Das Museum im Schwimmbad
Die UNESCO hat damit wie die Schriften von Emile Zola an die ursprüngliche Geschichte der Arbeiter erinnert, die in der Welt von heute aus den Minen und Textilfabriken verschwunden sind.
Museum La Piscine im Schwimmbad
Zu dieser Geschichte gehört auch das Schwimmbad in Roubaix im Art Deco Stil der 30er Jahre, das recht gut die Atmosphäre der vergangenen Epoche vermittelt. Es befand sich auf Fabrikgelände direkt neben den Fabrikgebäuden und wurde errichtet, weil der überwiegende Teil der kleinen Häuser der Textil-Arbeiter und ihrer Familien ohne Badezimmer und fließendes Wasser auskommen musste. Nachdem das Schwimmbad 1985 wegen Einsturzgefahr geschlossen werden musste, kam die Rettung des herrlichen Baus durch eine geniale Idee. Im Jahr 2001 eröffnete „La Piscine“, das Museum im Schwimmbad. Hier wird jetzt eine große Sammlung von Industrie- und Textildesign sowie Malerei aus dem 19. und 20. Jahrhundert präsentiert. Darunter befindet sich eine Reihe von Künstlern aus der Region wie beispielsweise Henri Matisse und solche Berühmtheiten wie Pablo Picasso. Im Zentrum des mehrstöckigen Gebäudes befindet sich ein schmales Wasserbecken. An seinen Längsseiten stehen Skulpturen Spalier. In der oberen Etage stellen Mode-Designer und Textiliengestalter ihre Arbeiten aus. Der Entwurf des „Museums im Schwimmbad“ stammte vom Architekten Jean-Paul Philippon, der auch am Bau des Museé d`Orsay in Paris beteiligt war.

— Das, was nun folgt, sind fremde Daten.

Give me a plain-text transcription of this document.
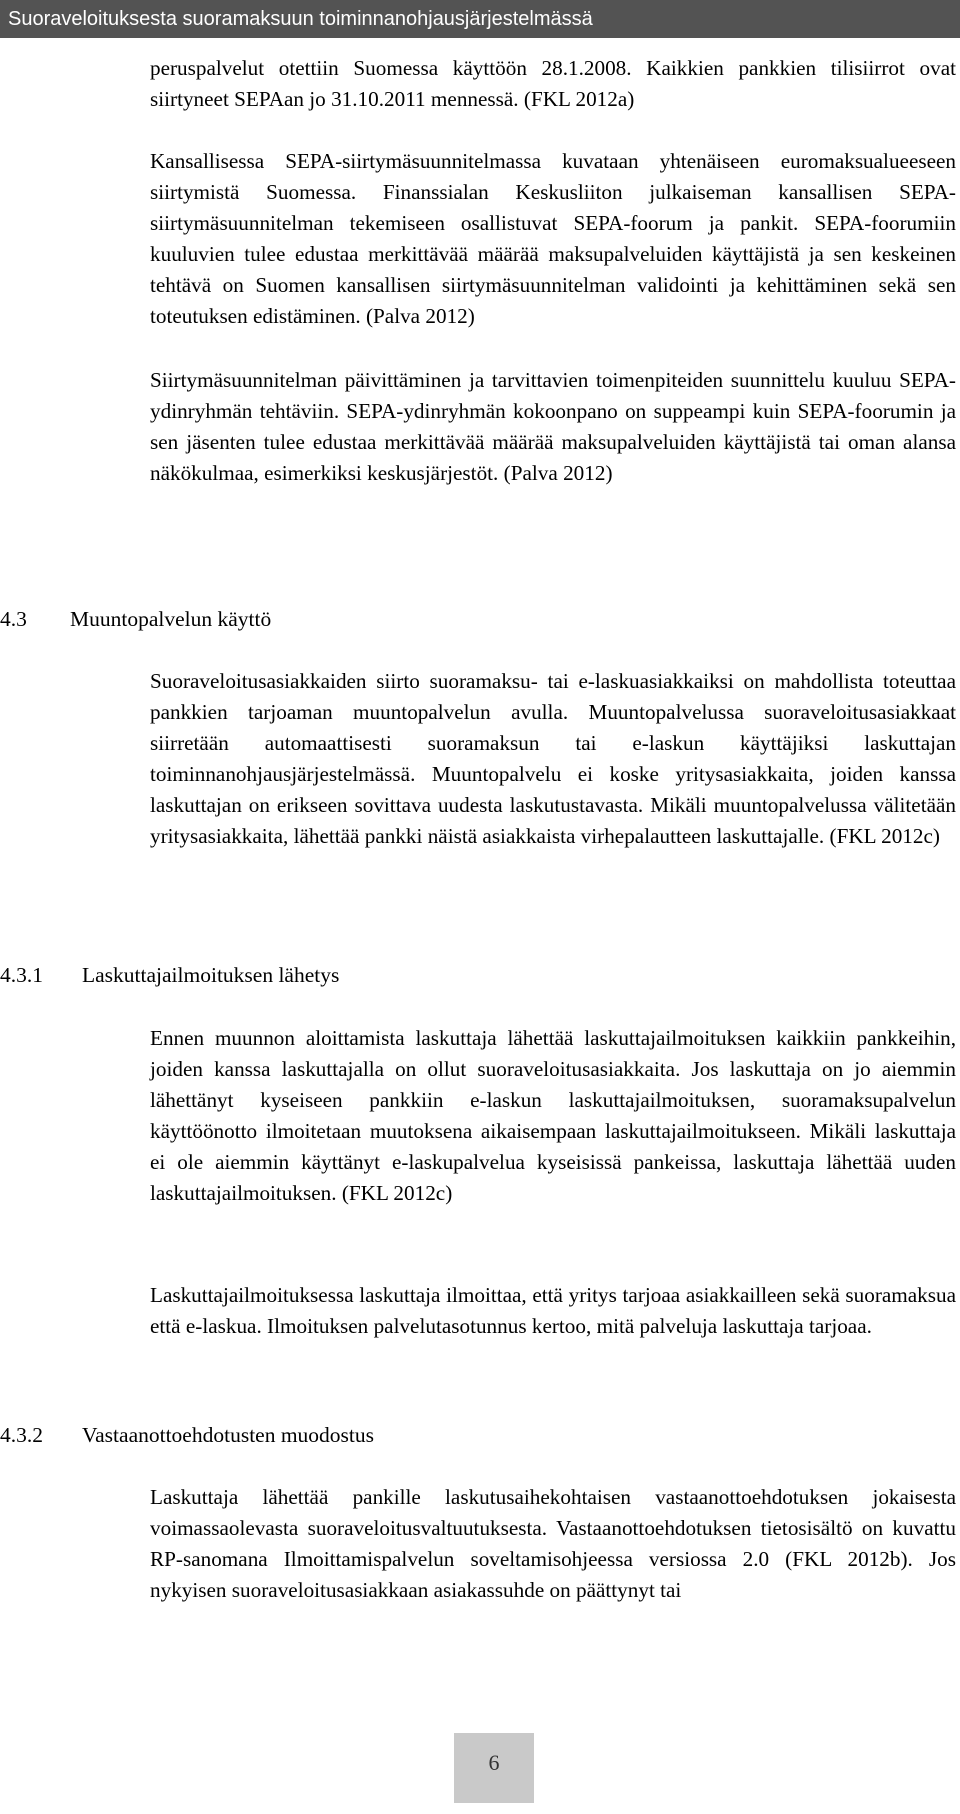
Suoraveloituksesta suoramaksuun toiminnanohjausjärjestelmässä

peruspalvelut otettiin Suomessa käyttöön 28.1.2008. Kaikkien pankkien tilisiirrot ovat siirtyneet SEPAan jo 31.10.2011 mennessä. (FKL 2012a)

Kansallisessa SEPA-siirtymäsuunnitelmassa kuvataan yhtenäiseen euromaksualueeseen siirtymistä Suomessa. Finanssialan Keskusliiton julkaiseman kansallisen SEPA-siirtymäsuunnitelman tekemiseen osallistuvat SEPA-foorum ja pankit. SEPA-foorumiin kuuluvien tulee edustaa merkittävää määrää maksupalveluiden käyttäjistä ja sen keskeinen tehtävä on Suomen kansallisen siirtymäsuunnitelman validointi ja kehittäminen sekä sen toteutuksen edistäminen. (Palva 2012)

Siirtymäsuunnitelman päivittäminen ja tarvittavien toimenpiteiden suunnittelu kuuluu SEPA- ydinryhmän tehtäviin. SEPA-ydinryhmän kokoonpano on suppeampi kuin SEPA-foorumin ja sen jäsenten tulee edustaa merkittävää määrää maksupalveluiden käyttäjistä tai oman alansa näkökulmaa, esimerkiksi keskusjärjestöt. (Palva 2012)

4.3 Muuntopalvelun käyttö

Suoraveloitusasiakkaiden siirto suoramaksu- tai e-laskuasiakkaiksi on mahdollista toteuttaa pankkien tarjoaman muuntopalvelun avulla. Muuntopalvelussa suoraveloitusasiakkaat siirretään automaattisesti suoramaksun tai e-laskun käyttäjiksi laskuttajan toiminnanohjausjärjestelmässä. Muuntopalvelu ei koske yritysasiakkaita, joiden kanssa laskuttajan on erikseen sovittava uudesta laskutustavasta. Mikäli muuntopalvelussa välitetään yritysasiakkaita, lähettää pankki näistä asiakkaista virhepalautteen laskuttajalle. (FKL 2012c)

4.3.1 Laskuttajailmoituksen lähetys

Ennen muunnon aloittamista laskuttaja lähettää laskuttajailmoituksen kaikkiin pankkeihin, joiden kanssa laskuttajalla on ollut suoraveloitusasiakkaita. Jos laskuttaja on jo aiemmin lähettänyt kyseiseen pankkiin e-laskun laskuttajailmoituksen, suoramaksupalvelun käyttöönotto ilmoitetaan muutoksena aikaisempaan laskuttajailmoitukseen. Mikäli laskuttaja ei ole aiemmin käyttänyt e-laskupalvelua kyseisissä pankeissa, laskuttaja lähettää uuden laskuttajailmoituksen. (FKL 2012c)

Laskuttajailmoituksessa laskuttaja ilmoittaa, että yritys tarjoaa asiakkailleen sekä suoramaksua että e-laskua. Ilmoituksen palvelutasotunnus kertoo, mitä palveluja laskuttaja tarjoaa.

4.3.2 Vastaanottoehdotusten muodostus

Laskuttaja lähettää pankille laskutusaihekohtaisen vastaanottoehdotuksen jokaisesta voimassaolevasta suoraveloitusvaltuutuksesta. Vastaanottoehdotuksen tietosisältö on kuvattu RP-sanomana Ilmoittamispalvelun soveltamisohjeessa versiossa 2.0 (FKL 2012b). Jos nykyisen suoraveloitusasiakkaan asiakassuhde on päättynyt tai

6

Museum La Piscine Schwimmbad mit malender Kindergruppe Ausstellung von Mode-Designern
Aus Brauerei entsteht Kulturhaus
Ein weiteres Beispiel des neu entstandenen Kulturlandes in Nordfrankreich ist in Lille im Arbeiterbezirk Wazemmes zu finden. Hier wurde das Gebäude einer ehemaligen Brauerei aus dem 19. Jahrhundert in ein Kulturhaus umfunktioniert.
Maison Folies in Lille
Mit dem Rückenwind der Ernennung von Lille zur Kulturhauptstadt entstand das Maison Folies, in der französischen Sprache früherer Zeit bedeutete das so viel wie ein Angebot der Unterhaltung für den gehobenen Stand. Heute wendet sich Maison Folies in Moulins an alle Einwohner der Stadt. Jetzt wird an diesem Ort nicht mehr Bier gebraut, sondern jede Menge Kultur ausgeschenkt. In kleinen Bühnenräumen und einem größeren Veranstaltungssaal, in Ausstellungsräumen und vielen Workshops. Im Innenhof finden Open-Air-Konzerte statt. Ganz in der Nähe befindet sich ein traditioneller in ganz Frankreich bekannter Trödelmarkt, der viele Leute auch hierher führt und für gute Besucherzahlen sorgt.
Stadtentwickler Dendievel
Stanislas Dendievel, Stadtentwickler in Lille resümiert: „Aus der industriellen Stadt Lille ist heute eine Kulturstadt geworden. Viele ehemalige Gebäude aus der Ära der Textilindustrie sind rekonstruiert. Aus Webereien und weiteren Textilfabriken entstanden Theater, aber auch Schulen und Wohnungen.“ Immerhin soll das Kulturbudget der Stadt bei mehr als zehn Prozent liegen, nicht wenig für eine Region, die als arm gilt und derzeit durch eine hohe Arbeitslosigkeit von fast 20 Prozent gebeutelt ist. Ebenfalls in Lille mauserte sich aus einem großen Depot für Textilwaren mit Bahnanschluss das Gare Saint-Sauveur. Hier ist ein Ausstellungs-Ort für moderne Kunst entstanden. Bis Ende des Jahres werden hier die beiden chinesischen Künstler Sun Yuan und Peng Yu aus Bejing mit provozierenden Arbeiten präsentiert.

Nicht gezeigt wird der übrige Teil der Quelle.